11.11.2023 | aktual.: 17.01.2024 14:07
Erupcje wilkanów na Islandii zdarzają się codziennie. Wyspa położona jest na granicy potężnych płyt tektonicznych: Północnoamerykańskiej i Euroazjatyckiej. Materiał płaszcza ziemi często przedostaje się tam na powierzchnię, a erupcje wulkanów i trzęsienia ziemi są tego efektem. Tym razem żywioł zagroził ludziom.
Islandzki wulkan Fagradalsfjall
Wulkan Fagradalsfjall położony jest na południe od Reykiawiku. Stanowi jeden z sześciu systemów wulkanicznych na Półwyspie Eykjanes. Przypomniał o sobie w marcu 2021 roku. Ówczesna erupcja była pierwszą od 800 lat, ale nie ostatnią. Trwała pół roku i doprowadziła do pokrycia lawą 4,85 km2. W 2022 roku wulkan wybuchł ponownie. Przez trzy miesiące doprowadził do rozlania kolejnej warstwy magmy. Zajęła ona powierzchnię 1,3 km2.
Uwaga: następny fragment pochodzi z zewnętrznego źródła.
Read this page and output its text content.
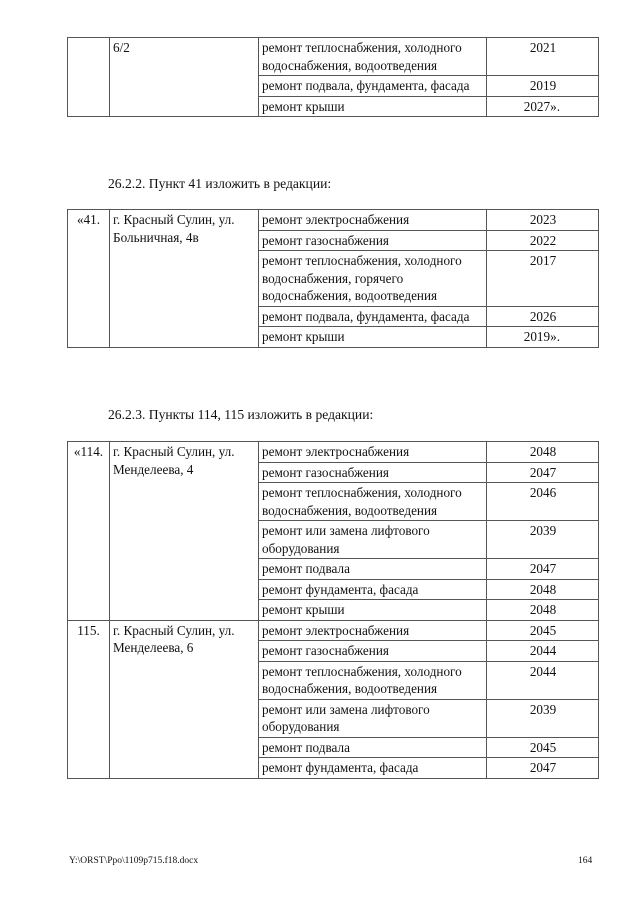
	6/2	ремонт теплоснабжения, холодного водоснабжения, водоотведения	2021
		ремонт подвала, фундамента, фасада	2019
		ремонт крыши	2027».

26.2.2. Пункт 41 изложить в редакции:

«41.	г. Красный Сулин, ул. Больничная, 4в	ремонт электроснабжения	2023
		ремонт газоснабжения	2022
		ремонт теплоснабжения, холодного водоснабжения, горячего водоснабжения, водоотведения	2017
		ремонт подвала, фундамента, фасада	2026
		ремонт крыши	2019».

26.2.3. Пункты 114, 115 изложить в редакции:

«114.	г. Красный Сулин, ул. Менделеева, 4	ремонт электроснабжения	2048
		ремонт газоснабжения	2047
		ремонт теплоснабжения, холодного водоснабжения, водоотведения	2046
		ремонт или замена лифтового оборудования	2039
		ремонт подвала	2047
		ремонт фундамента, фасада	2048
		ремонт крыши	2048
115.	г. Красный Сулин, ул. Менделеева, 6	ремонт электроснабжения	2045
		ремонт газоснабжения	2044
		ремонт теплоснабжения, холодного водоснабжения, водоотведения	2044
		ремонт или замена лифтового оборудования	2039
		ремонт подвала	2045
		ремонт фундамента, фасада	2047
Y:\ORST\Ppo\1109p715.f18.docx	164
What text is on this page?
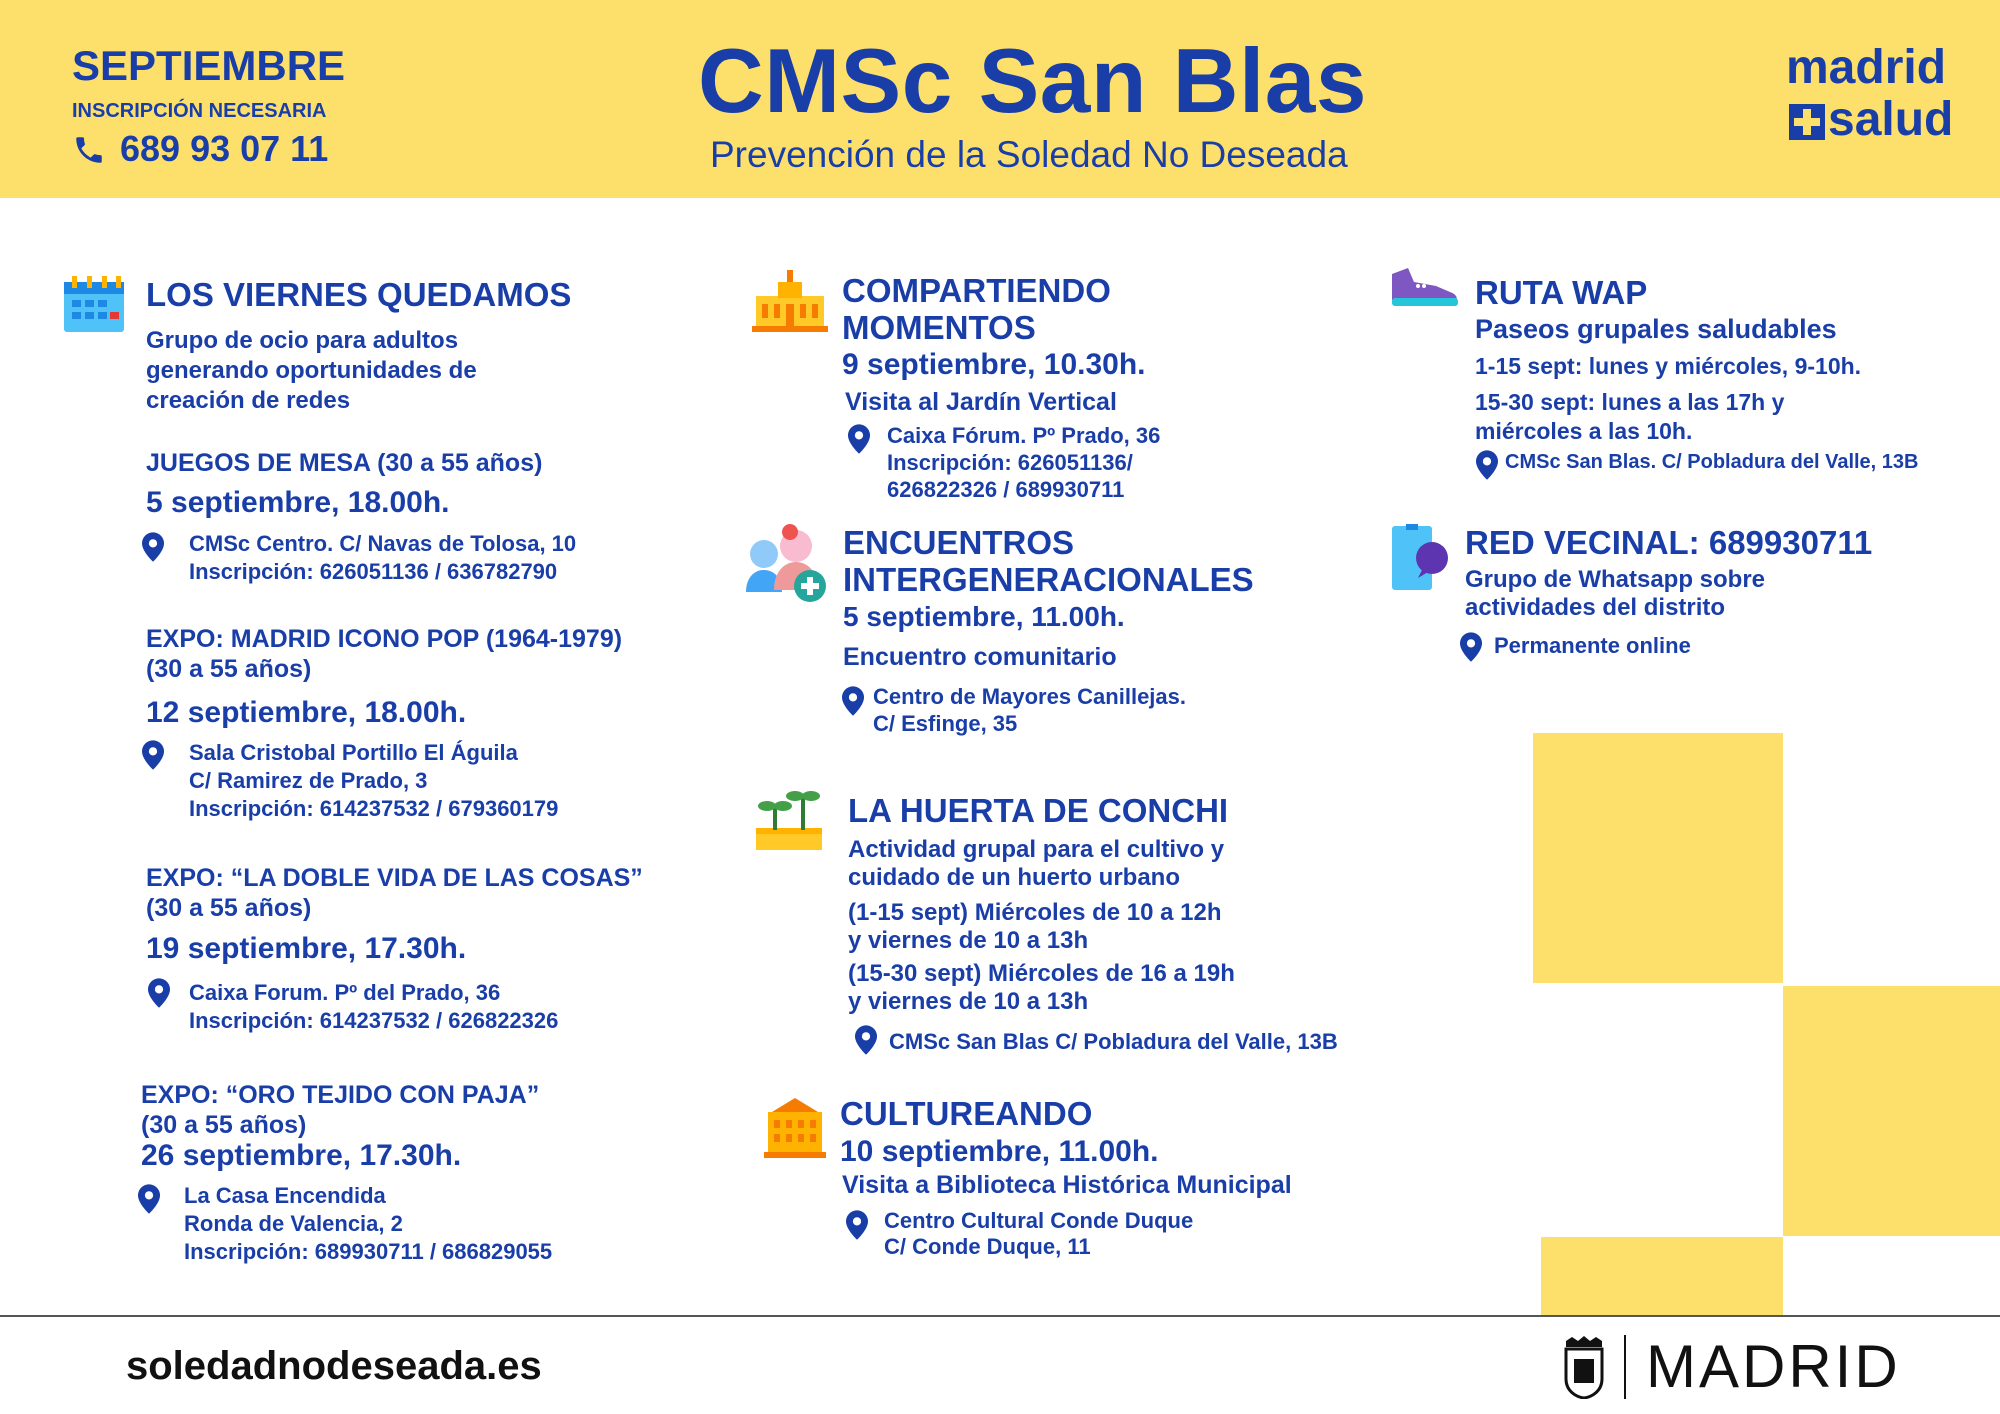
SEPTIEMBRE
INSCRIPCIÓN NECESARIA
689 93 07 11
CMSc San Blas
Prevención de la Soledad No Deseada
madrid
salud
LOS VIERNES QUEDAMOS
Grupo de ocio para adultos
generando oportunidades de
creación de redes
JUEGOS DE MESA (30 a 55 años)
5 septiembre, 18.00h.
CMSc Centro. C/ Navas de Tolosa, 10
Inscripción: 626051136 / 636782790
EXPO: MADRID ICONO POP (1964-1979)
(30 a 55 años)
12 septiembre, 18.00h.
Sala Cristobal Portillo El Águila
C/ Ramirez de Prado, 3
Inscripción: 614237532 / 679360179
EXPO: “LA DOBLE VIDA DE LAS COSAS”
(30 a 55 años)
19 septiembre, 17.30h.
Caixa Forum. Pº del Prado, 36
Inscripción: 614237532 / 626822326
EXPO: “ORO TEJIDO CON PAJA”
(30 a 55 años)
26 septiembre, 17.30h.
La Casa Encendida
Ronda de Valencia, 2
Inscripción: 689930711 / 686829055
COMPARTIENDO
MOMENTOS
9 septiembre, 10.30h.
Visita al Jardín Vertical
Caixa Fórum. Pº Prado, 36
Inscripción: 626051136/
626822326 / 689930711
ENCUENTROS
INTERGENERACIONALES
5 septiembre, 11.00h.
Encuentro comunitario
Centro de Mayores Canillejas.
C/ Esfinge, 35
LA HUERTA DE CONCHI
Actividad grupal para el cultivo y
cuidado de un huerto urbano
(1-15 sept) Miércoles de 10 a 12h
y viernes de 10 a 13h
(15-30 sept) Miércoles de 16 a 19h
y viernes de 10 a 13h
CMSc San Blas C/ Pobladura del Valle, 13B
CULTUREANDO
10 septiembre, 11.00h.
Visita a Biblioteca Histórica Municipal
Centro Cultural Conde Duque
C/ Conde Duque, 11
RUTA WAP
Paseos grupales saludables
1-15 sept: lunes y miércoles, 9-10h.
15-30 sept: lunes a las 17h y
miércoles a las 10h.
CMSc San Blas. C/ Pobladura del Valle, 13B
RED VECINAL: 689930711
Grupo de Whatsapp sobre
actividades del distrito
Permanente online
soledadnodeseada.es	MADRID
Dalsza część artykułu pod materiałem wideo
Według Islandzkiego Biura Meteorologicznego obecna sytuacja jest podobna do obserwowanej w 2021 roku. Od października w południowo - zachodniej części kraju wystąpiło około 2 400 trzęsień ziemi. Ich ośrodkiem jest usiany wulkanami półwysep, a sytuacja tam stała się groźna.
10 listopada trzęsienia ziemi występowały już na głębokości 3 – 3,5 metra i wywołują je ruchy magmy, która może wylać się na powierzchnię za kilka dni. Jest jej wyjątkowo dużo, ale największym problemem jest miejsce w którym się znalazła. Aktywność sejsmiczna przenosi się na południe i kieruje w stronę zamieszkałego przez 4 000 ludzi miasta Grindavík.
Miastu zagraża intruzja magmowa
Oznacza to, że magma przemieszcza się właśnie w to miejsce, a władze podjęły decyzję o ewakuacji miasteczka. Obecnie drogi prowadzące do Grindavik zostały zamknięte, a w pierwszej kolejności miasto opuścili mieszkańcy południowo - zachodnich rejonów. Islandzka Agencja Ochrony Ludności podkreśla, że ewakuacja ma charakter zapobiegawczy.
Najnowsze dane wskazują, że tunel mamowy dotarł do miasta i przekroczył linię brzegową. Rozprzestrzenia się obecnie na morzu, ale Islandzkie Biuro Meteorologiczne prognozuje, że erupcja może rozpocząć się w w pobliżu Sundhnjúkagígar, na północ od Grindavík.
Intruzja magmowa oznacza jednak, że mieszkańcy miasta mogą obawiać się nie tylko strumienia lawy. Zjawisko to przypomina gorący burchel, który stanowi zagrożenie nawet jeśli nie wybuchnie. Magma dąży ku płytszym rejonom skorupy ziemskiej, wciskając się pomiędzy skały. Jest zdolna topić je i łamać. Miasto może poważanie ucierpieć, nawet jeśli nie znajdzie się w epicentrum wybuchu.